La pensione anticipata ordinaria si completa con 42,10 anni di versamenti per gli uomini e 41,10 di versamenti per le donne.

La quota 41, come si evince dal suo stesso nome, prevede 41 anni di contributi. Uno di questi 41 anni deve essere antecedente, anche se discontinuo, ai 19 anni di età. E poi la quota 41 è destinata a caregiver, invalidi, lavori gravosi e disoccupati. Sì, proprio i disoccupati che alla perdita del lavoro, possono godere della NASPI. Anzi, per poter sfruttare la quota 41, il disoccupato deve prima aver terminato di prendere tutta la NASPI assegnatagli dall’INPS.

Quanto dura la NASPI e come si passa alla quota 41 precoci

La NASPI ha una durata pari alla metà delle settimane lavorate nei 4 anni precedenti l’ultima perdita del posto di lavoro. Chi ha lavorato tutti gli ultimi 4 anni ininterrottamente, può prendere massimo 24 mesi di indennità per disoccupati. La Nuova Assicurazione Sociale per l’Impiego, da cui l’acronimo di NASPI funziona esattamente così. E si incastra con la quota 41, perché evidentemente per poter andare in pensione con questa misura, un disoccupato deve terminare di percepire tutti i 24 mesi di NASPI e poi può presentare domanda di quota 41. Un vincolo che non può essere dribblato questo.

Il nostro lettore si trova proprio davanti a questa condizione. A settembre dovrà presentare domanda di NASPI, sempre che perda davvero il posto di lavoro. E che la perdita del posto di lavoro sia, come lui sostiene, per licenziamento. Perché se si dimette volontariamente, non potrà percepire la NASPI oggi e non potrà soddisfare i 24 mesi di sussidio per disoccupati, poi utili alla sua quota 41 per i precoci.
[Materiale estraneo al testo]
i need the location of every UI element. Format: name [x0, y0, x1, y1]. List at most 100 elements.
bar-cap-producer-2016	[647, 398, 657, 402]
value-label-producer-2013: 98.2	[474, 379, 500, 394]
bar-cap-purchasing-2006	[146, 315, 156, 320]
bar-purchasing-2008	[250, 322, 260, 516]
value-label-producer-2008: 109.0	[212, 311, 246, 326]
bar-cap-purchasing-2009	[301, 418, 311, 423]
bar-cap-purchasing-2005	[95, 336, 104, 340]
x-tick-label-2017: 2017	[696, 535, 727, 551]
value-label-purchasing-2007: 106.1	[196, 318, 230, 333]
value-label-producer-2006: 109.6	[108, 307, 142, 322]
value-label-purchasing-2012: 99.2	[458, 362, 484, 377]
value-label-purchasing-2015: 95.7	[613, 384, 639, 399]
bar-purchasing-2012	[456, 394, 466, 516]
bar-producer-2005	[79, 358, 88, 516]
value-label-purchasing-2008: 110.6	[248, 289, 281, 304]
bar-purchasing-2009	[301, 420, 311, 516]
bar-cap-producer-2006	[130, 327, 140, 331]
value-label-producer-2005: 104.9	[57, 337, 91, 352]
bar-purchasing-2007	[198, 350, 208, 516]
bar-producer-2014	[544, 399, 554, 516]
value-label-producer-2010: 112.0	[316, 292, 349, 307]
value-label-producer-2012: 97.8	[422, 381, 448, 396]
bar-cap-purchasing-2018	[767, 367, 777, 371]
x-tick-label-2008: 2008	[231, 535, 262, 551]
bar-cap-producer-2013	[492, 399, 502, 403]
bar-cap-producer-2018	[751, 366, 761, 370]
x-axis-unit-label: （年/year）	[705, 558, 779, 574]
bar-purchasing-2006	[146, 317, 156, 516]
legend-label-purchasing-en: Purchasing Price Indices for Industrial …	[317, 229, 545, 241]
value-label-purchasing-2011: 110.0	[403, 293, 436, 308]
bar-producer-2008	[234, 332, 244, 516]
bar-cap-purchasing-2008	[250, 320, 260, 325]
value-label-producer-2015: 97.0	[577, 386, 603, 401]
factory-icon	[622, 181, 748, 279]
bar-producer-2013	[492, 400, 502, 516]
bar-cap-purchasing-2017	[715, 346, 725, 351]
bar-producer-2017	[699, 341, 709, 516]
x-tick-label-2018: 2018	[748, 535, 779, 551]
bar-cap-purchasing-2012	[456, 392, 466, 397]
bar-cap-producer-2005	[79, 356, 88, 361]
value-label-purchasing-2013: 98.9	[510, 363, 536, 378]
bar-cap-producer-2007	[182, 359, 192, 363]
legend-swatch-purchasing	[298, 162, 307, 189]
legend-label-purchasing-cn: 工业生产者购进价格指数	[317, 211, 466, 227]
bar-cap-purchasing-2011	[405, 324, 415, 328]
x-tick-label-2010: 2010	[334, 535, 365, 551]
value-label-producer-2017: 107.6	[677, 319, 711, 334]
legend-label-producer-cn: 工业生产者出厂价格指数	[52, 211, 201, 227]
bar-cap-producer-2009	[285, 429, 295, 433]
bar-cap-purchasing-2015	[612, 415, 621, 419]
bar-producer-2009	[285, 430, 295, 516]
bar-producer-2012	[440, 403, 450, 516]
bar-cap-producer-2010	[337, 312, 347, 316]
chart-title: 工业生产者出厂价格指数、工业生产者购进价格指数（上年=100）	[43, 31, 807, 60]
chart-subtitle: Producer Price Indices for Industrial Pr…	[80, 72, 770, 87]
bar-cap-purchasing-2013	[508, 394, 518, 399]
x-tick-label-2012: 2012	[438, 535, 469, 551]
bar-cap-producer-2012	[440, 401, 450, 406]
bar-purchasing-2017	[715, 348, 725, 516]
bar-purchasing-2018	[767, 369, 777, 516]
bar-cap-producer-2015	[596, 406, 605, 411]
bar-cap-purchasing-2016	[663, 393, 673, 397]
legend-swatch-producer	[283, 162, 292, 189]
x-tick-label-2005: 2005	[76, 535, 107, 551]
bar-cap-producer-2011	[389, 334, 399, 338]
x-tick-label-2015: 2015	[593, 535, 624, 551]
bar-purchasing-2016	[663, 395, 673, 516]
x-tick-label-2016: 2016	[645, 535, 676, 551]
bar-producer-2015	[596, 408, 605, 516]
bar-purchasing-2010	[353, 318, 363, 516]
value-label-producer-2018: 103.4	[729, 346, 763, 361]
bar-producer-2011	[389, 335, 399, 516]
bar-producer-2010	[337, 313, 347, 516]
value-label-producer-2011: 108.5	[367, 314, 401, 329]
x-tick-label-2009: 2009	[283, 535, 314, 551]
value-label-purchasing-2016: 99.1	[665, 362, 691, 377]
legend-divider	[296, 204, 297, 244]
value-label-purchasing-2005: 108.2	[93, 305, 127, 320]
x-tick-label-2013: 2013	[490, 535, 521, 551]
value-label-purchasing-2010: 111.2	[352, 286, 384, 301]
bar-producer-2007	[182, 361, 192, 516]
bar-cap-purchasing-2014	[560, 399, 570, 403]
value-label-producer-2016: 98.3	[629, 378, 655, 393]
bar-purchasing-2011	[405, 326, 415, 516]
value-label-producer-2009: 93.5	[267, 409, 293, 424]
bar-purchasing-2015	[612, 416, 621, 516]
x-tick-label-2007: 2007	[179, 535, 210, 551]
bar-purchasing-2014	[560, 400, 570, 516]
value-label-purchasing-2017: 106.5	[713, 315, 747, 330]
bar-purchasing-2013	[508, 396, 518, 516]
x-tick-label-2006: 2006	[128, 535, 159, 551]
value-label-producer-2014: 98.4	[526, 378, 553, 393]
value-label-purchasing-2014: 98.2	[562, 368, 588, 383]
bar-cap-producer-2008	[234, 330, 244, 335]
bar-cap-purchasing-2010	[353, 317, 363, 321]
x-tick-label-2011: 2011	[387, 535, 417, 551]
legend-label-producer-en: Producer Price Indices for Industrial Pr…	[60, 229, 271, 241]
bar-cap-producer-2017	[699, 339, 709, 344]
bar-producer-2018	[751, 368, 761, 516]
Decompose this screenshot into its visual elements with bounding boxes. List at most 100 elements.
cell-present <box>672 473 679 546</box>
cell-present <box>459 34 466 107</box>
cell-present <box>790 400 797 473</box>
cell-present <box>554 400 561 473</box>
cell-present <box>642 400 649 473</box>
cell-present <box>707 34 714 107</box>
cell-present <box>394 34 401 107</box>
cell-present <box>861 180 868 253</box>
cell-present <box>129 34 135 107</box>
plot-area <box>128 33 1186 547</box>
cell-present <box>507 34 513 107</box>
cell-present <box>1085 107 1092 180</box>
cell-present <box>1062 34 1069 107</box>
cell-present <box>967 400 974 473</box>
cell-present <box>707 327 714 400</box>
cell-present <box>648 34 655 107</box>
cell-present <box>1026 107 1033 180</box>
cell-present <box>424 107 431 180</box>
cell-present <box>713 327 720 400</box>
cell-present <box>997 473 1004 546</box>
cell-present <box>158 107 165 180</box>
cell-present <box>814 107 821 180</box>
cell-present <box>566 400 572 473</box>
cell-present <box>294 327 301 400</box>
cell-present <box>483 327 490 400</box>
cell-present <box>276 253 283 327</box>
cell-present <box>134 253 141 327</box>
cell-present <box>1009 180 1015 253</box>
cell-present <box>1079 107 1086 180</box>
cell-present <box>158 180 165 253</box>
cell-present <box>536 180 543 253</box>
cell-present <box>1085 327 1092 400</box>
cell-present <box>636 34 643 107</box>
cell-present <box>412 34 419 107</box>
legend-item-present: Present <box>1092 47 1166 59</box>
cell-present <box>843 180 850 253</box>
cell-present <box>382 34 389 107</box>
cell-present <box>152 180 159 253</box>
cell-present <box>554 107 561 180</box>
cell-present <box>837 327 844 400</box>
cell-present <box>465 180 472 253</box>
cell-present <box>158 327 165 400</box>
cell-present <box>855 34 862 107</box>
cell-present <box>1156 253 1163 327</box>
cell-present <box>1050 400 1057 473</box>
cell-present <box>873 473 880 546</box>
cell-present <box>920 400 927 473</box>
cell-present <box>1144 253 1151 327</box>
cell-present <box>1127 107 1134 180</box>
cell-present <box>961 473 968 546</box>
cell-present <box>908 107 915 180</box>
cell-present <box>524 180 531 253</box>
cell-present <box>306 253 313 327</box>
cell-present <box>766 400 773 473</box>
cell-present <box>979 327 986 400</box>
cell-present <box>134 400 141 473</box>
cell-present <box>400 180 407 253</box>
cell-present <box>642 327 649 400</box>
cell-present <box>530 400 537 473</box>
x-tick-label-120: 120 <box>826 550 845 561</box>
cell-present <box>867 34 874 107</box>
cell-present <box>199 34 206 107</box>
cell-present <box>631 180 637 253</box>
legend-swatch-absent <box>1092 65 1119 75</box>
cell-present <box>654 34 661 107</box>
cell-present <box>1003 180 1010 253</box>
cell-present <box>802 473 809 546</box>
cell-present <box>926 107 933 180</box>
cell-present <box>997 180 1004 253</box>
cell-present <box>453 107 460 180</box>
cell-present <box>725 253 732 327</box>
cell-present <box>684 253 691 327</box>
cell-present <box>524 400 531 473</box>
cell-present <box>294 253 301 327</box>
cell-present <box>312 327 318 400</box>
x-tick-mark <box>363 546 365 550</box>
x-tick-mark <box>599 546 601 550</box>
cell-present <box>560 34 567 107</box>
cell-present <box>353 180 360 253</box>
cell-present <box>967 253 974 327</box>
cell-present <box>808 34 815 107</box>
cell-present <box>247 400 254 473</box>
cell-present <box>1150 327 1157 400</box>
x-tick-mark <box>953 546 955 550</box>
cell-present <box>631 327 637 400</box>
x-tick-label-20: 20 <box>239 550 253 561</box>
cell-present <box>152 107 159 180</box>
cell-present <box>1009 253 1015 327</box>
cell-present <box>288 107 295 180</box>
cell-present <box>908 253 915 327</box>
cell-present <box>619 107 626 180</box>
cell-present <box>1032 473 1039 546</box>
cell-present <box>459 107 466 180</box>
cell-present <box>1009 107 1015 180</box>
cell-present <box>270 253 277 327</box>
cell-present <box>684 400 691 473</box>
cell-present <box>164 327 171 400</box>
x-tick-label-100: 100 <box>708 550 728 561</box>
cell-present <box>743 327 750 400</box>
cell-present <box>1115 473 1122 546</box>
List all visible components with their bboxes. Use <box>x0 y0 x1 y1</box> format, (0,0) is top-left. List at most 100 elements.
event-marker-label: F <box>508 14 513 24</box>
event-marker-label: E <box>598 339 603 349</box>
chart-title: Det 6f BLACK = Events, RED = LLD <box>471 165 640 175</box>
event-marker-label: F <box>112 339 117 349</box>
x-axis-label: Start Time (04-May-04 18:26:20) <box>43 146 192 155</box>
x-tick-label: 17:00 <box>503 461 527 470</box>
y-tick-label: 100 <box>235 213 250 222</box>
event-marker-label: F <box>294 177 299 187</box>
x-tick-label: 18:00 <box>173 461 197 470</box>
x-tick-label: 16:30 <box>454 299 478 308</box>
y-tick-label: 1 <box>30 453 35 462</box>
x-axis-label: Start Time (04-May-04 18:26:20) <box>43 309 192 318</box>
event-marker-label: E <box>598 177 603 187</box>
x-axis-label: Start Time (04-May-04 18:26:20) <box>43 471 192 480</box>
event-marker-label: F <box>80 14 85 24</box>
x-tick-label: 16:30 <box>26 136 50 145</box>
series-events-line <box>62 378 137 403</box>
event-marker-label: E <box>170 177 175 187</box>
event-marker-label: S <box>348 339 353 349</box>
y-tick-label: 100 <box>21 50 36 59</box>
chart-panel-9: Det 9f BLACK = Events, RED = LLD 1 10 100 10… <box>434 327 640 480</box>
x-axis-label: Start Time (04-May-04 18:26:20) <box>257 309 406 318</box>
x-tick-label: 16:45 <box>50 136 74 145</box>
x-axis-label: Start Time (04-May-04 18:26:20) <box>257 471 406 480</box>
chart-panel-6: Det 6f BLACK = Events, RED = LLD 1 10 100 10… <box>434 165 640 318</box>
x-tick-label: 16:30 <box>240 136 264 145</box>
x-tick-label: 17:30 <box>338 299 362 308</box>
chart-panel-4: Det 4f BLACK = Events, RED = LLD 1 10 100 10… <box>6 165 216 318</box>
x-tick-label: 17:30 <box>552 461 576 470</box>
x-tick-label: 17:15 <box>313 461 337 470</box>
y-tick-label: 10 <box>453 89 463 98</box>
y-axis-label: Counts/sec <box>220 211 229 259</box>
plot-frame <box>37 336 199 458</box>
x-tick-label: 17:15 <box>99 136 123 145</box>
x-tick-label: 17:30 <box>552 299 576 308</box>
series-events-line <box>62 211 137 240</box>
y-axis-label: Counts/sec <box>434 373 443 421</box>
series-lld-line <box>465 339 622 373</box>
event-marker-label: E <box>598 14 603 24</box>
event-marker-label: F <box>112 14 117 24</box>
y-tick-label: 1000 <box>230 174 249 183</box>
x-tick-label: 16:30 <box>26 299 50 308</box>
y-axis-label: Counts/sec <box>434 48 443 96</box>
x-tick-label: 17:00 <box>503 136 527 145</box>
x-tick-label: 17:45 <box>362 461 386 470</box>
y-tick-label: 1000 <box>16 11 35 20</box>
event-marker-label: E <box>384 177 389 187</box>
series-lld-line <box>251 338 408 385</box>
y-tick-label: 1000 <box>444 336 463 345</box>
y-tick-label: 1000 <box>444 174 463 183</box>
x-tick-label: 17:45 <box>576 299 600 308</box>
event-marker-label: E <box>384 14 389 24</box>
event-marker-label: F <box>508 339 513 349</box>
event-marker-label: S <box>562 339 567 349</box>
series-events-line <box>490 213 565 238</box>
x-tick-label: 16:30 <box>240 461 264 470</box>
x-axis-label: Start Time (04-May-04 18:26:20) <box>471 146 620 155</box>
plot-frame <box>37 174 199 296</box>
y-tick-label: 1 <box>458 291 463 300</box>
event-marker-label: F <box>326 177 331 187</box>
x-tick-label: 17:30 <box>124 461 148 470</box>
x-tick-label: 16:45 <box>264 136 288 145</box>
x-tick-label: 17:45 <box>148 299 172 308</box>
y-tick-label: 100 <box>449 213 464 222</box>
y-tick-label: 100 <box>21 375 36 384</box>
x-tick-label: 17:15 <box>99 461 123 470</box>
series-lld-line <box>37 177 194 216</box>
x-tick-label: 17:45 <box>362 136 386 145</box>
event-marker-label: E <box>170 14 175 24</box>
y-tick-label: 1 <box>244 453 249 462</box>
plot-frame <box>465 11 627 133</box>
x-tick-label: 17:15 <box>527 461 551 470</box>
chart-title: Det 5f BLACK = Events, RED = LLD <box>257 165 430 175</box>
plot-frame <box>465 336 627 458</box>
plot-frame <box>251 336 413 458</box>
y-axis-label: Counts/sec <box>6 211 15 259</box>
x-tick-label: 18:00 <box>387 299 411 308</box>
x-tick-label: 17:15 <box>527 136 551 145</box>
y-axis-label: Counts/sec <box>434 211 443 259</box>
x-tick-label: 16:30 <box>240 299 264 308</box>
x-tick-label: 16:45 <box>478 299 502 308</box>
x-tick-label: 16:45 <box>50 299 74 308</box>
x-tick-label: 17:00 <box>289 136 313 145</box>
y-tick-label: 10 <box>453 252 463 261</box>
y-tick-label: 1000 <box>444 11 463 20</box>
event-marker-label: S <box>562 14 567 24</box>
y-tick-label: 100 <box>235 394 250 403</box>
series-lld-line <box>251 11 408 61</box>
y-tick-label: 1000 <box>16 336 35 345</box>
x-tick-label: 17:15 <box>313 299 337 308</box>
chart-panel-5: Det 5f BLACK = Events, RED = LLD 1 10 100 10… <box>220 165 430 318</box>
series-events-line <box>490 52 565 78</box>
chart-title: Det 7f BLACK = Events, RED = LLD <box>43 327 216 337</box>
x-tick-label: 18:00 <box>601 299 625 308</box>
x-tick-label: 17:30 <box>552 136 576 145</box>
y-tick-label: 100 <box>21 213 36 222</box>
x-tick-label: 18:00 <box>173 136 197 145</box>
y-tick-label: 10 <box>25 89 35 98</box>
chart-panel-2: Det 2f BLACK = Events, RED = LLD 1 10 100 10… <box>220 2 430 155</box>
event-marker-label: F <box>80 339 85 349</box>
La contribuzione effettiva da lavoro non considera la NASPI

Il nostro lettore oggi non avrebbe in ogni caso accesso alla quota 41 per i precoci, non avendo 41 anni di contributi versati.

Ne ha infatti solo poco più di 39. I due anni trascorsi in NASPI però sono anni coperti da contributi figurativi. Significa che il nostro lettore arriverà a 41 anni di contributi al termine della NASPI. Occhio però al vincolo dei 35 anni di contributi effettivi che servono, come dicevamo prima, per la quota 41. Perché bisogna vedere come questi due ultimi anni trascorsi in NASPI, incidano su questo ennesimo requisito. Perché se il nostro lettore non ha già maturato oggi 35 anni di contributi (o meglio se a settembre non ha 35 anni di contributi effettivi), i due anni in NASPI non basteranno.

Un esempio chiarirà meglio questo determinante aspetto. Se il nostro lettore a settembre avrà 39 anni e 6 mesi di contributi, di cui 34 effettivi e 5 anni e 6 mesi da vecchie disoccupazioni e vecchie malattie, dopo i due anni di NASPI si ritroverebbe con 41 anni e 6 mesi di contributi totali. Quindi anche oltre la soglia della quota 41. Ma gli mancherebbe un anno di contributi effettivi, visto che i due anni di NASPI andrebbe ad aumentare i 5,6 anni di figurativi già presenti, ma non i 34 anni effettivi.